The “tree performance” metric involved in the permuation importance could be response-based or projection-based, and the latter metric (in the case of forests that include an intercept) can be modified to either include or exclude the intercept. The function varImpY() implements response-based projection where the tree performance metric used is the Mean Squared Prediction Error (MSE), as in Liaw and Wiener (2002). Alternatively, the varImpCoeff() funcion uses projection sum of squares, and has an additional arguement removeIntercept to specify whether or not the intercept should be included in the projection sum or squares. As with performance metrics, the variable importance metrics can be calculated according to oob, all, or itb frameworks. The oob method is recommended, because in measuring variable importance it is important to consider which variables are most likely to be associated with the outcome outside of our training sample.

We can create three different variable importance matrices using our sample forest. We can then compare the response-based importance to the projection-based importances (both including and ignoring the intercept). Each of these importance matrix contains three columns, corresponding to absolute differences in performance, percent differences in performance, and standardized differences in importance. We will use the third column.

Y_imps <- varImpY(forest, method="oob")
coeff_imps <- varImpCoeff(forest, method="oob", removeIntercept=FALSE)
shape_imps <- varImpCoeff(forest, method="oob", removeIntercept=TRUE)
plotImp(Y_imps[,3], main="Response")
plotImp(coeff_imps[,3], main = "Coeff w/ Intercept")
plotImp(shape_imps[,3], main = "Coeff w/out Intercept")

The first two panels of the plot look relatively similar. While based on different performance metrics, both take into account variability explained by the forest with respect to level of the outcome and shape of the trajectory. The high level of agreement between the first two panels suggests that the projected trajectories are reasonable approximations of the true response; variables that are important in explaining the projected trajectories are also important in explaining the actual responses. The third panel shows more stark differences, as this metric defines performance only in terms of explaining the shape of the trajectory. Sex is far less important when level is ignored, suggesting that sex impacts the level of an individual’s BMI but has almost no bearing on trajectory of BMI over time.
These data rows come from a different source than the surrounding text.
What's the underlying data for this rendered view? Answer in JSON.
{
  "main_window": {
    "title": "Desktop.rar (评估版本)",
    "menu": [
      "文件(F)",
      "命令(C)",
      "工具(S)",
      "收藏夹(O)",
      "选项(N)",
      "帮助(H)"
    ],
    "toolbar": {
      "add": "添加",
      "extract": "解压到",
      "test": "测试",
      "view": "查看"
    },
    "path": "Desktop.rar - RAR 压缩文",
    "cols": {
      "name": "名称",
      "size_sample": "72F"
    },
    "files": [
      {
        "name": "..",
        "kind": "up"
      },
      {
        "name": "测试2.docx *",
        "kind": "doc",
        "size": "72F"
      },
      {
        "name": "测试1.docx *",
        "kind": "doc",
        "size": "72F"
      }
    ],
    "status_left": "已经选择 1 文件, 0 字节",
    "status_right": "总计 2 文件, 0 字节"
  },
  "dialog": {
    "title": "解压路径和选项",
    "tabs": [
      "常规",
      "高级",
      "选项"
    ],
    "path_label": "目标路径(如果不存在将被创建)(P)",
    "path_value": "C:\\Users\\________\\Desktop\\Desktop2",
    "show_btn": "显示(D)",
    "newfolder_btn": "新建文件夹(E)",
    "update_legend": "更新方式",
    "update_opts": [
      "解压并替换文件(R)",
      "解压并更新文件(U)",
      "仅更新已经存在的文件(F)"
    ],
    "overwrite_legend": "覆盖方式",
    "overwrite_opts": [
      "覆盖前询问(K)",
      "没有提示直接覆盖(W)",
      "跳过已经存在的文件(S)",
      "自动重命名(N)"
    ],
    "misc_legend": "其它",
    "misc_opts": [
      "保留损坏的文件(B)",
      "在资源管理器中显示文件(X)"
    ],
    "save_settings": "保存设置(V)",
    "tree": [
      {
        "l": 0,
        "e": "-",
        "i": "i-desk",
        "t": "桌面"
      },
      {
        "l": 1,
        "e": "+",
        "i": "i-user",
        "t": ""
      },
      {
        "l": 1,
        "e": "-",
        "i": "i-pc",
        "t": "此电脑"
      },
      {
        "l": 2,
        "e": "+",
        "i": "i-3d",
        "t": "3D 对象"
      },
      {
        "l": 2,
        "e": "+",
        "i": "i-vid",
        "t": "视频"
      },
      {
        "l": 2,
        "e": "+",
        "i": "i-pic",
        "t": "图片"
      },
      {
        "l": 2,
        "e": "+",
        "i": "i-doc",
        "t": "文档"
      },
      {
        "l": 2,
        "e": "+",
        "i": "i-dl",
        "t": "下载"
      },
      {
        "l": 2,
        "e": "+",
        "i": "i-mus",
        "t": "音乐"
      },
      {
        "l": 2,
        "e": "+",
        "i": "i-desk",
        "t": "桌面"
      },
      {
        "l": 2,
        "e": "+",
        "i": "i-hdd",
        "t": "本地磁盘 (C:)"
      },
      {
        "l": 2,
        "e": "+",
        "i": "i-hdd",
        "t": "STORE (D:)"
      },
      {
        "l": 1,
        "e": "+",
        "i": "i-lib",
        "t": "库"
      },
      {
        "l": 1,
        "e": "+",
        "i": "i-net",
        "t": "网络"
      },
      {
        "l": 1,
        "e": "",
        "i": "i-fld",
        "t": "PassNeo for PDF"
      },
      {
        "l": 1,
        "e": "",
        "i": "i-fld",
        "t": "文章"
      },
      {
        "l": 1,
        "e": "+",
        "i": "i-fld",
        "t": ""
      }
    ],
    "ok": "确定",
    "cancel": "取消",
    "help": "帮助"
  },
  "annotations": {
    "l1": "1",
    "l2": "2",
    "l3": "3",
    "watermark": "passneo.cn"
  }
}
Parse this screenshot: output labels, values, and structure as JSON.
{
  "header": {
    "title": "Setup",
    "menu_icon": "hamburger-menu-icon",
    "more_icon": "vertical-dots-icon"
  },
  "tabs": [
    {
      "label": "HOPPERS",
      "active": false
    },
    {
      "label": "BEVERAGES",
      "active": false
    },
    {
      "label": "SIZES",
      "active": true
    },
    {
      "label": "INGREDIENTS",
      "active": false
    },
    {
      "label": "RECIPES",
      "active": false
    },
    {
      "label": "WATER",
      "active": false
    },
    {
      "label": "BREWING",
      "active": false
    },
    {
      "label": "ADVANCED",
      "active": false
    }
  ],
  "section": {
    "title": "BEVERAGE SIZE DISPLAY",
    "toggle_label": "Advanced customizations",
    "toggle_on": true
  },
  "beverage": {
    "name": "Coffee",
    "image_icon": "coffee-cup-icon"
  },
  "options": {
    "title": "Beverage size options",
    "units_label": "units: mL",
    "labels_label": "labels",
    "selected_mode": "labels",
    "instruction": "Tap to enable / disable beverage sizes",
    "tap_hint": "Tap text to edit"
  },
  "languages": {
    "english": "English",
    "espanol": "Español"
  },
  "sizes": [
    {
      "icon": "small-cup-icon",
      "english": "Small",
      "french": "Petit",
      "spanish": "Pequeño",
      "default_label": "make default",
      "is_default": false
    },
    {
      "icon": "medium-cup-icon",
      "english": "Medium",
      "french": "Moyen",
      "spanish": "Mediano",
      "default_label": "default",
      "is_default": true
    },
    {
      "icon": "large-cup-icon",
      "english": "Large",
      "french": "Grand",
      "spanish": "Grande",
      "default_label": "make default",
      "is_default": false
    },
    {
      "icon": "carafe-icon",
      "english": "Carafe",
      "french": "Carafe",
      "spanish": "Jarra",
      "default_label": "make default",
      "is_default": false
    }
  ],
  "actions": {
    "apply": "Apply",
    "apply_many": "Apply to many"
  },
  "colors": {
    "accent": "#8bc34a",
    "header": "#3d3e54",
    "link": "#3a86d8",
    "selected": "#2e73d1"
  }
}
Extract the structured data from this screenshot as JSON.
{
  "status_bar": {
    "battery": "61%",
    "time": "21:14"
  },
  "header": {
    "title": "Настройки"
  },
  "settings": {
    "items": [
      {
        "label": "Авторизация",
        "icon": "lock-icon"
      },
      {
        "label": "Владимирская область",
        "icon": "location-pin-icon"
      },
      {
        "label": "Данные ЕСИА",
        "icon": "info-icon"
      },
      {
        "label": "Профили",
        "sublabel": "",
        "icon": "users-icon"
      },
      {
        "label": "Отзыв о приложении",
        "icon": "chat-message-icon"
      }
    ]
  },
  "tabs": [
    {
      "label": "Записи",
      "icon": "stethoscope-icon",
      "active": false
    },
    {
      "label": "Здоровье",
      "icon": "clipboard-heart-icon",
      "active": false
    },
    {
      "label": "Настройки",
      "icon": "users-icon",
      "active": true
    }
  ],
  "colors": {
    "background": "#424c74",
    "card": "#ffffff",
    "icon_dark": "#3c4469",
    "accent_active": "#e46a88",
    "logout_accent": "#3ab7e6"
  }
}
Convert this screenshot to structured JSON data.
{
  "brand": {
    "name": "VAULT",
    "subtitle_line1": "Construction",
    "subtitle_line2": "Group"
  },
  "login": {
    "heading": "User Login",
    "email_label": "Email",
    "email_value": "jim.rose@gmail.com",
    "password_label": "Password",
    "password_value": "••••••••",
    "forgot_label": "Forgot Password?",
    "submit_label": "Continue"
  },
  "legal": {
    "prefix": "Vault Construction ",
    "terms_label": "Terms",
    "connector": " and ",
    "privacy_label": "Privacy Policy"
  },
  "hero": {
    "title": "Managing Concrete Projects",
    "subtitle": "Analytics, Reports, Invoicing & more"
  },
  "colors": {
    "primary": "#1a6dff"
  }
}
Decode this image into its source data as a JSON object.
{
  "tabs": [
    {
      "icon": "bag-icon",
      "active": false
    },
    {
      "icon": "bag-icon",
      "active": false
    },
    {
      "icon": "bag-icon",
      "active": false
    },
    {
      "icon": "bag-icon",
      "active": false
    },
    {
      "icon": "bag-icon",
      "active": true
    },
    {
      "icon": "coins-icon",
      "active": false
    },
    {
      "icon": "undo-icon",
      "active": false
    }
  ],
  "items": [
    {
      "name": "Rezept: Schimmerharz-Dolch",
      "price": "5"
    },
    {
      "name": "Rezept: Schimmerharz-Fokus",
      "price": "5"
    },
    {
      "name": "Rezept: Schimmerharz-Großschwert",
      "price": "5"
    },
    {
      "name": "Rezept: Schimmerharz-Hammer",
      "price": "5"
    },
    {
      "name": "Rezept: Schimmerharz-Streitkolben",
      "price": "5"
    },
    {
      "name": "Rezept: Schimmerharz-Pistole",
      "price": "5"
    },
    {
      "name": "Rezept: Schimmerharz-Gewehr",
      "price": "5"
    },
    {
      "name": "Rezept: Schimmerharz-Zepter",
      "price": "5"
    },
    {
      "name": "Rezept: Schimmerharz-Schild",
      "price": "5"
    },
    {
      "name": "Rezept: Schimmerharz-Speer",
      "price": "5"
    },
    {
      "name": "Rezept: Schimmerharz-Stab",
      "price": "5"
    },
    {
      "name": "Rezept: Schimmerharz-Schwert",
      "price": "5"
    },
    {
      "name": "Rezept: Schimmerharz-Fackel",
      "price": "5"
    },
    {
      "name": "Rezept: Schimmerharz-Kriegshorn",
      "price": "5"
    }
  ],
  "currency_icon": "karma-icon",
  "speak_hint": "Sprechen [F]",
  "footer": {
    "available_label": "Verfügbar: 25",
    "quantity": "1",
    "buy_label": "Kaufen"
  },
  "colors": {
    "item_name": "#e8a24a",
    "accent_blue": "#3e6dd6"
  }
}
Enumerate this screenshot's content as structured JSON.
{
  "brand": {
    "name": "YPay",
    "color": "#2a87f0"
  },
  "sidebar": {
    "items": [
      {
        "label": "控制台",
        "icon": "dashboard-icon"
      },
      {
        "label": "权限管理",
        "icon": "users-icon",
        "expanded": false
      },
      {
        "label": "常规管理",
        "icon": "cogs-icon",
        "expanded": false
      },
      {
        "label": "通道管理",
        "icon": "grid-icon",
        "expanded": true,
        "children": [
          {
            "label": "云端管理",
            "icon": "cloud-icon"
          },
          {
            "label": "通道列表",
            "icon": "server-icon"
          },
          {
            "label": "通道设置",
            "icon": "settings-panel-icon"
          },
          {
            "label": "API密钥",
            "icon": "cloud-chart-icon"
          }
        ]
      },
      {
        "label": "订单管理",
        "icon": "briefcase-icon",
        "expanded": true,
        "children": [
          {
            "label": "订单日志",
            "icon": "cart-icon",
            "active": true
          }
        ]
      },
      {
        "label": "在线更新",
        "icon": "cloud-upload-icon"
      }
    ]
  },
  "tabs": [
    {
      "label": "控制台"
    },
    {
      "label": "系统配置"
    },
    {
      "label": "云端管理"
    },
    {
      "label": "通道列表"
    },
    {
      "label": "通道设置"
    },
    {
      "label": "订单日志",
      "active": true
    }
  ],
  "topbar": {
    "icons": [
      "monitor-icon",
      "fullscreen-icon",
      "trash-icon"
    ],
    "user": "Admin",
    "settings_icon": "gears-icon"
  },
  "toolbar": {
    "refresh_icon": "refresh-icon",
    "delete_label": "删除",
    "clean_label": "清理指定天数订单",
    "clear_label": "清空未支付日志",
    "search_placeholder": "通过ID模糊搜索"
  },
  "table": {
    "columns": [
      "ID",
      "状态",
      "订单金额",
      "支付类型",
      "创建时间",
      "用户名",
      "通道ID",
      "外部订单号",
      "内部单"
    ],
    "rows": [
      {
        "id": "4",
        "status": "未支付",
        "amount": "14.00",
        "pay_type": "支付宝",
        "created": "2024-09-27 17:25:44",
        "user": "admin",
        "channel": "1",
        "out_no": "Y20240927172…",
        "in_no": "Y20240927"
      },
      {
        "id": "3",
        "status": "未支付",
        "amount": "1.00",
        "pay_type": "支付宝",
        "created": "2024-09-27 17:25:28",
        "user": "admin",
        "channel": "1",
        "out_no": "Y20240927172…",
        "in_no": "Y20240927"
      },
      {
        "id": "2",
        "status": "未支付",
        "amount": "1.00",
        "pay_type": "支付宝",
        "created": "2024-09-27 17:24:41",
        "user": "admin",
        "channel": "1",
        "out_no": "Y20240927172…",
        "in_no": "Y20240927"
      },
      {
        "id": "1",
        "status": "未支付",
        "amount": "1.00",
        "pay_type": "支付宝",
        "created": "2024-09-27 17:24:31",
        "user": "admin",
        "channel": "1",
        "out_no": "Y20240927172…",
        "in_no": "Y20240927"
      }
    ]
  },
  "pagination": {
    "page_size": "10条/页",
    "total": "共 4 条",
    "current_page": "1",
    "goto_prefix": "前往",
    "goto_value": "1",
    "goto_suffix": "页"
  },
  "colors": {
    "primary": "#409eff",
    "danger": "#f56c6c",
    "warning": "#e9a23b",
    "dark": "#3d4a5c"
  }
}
Spline forests are useful tools for understanding which variables may be associated with heterogeneity in longitudninal trajectories in a population.


Breiman, Leo. 2001. “Random Forests.” Machine Learning 45 (1). Springer: 5–32.

Clarke, Philippa, Patrick M O’malley, Lloyd D Johnston, and John E Schulenberg. 2008. “Social Disparities in Bmi Trajectories Across Adulthood by Gender, Race/Ethnicity and Lifetime Socio-Economic Position: 1986–2004.” International Journal of Epidemiology 38 (2). Oxford University Press: 499–509.

Liaw, Andy, and Matthew Wiener. 2002. “Classification and Regression by RandomForest.” R News 2 (3): 18–22.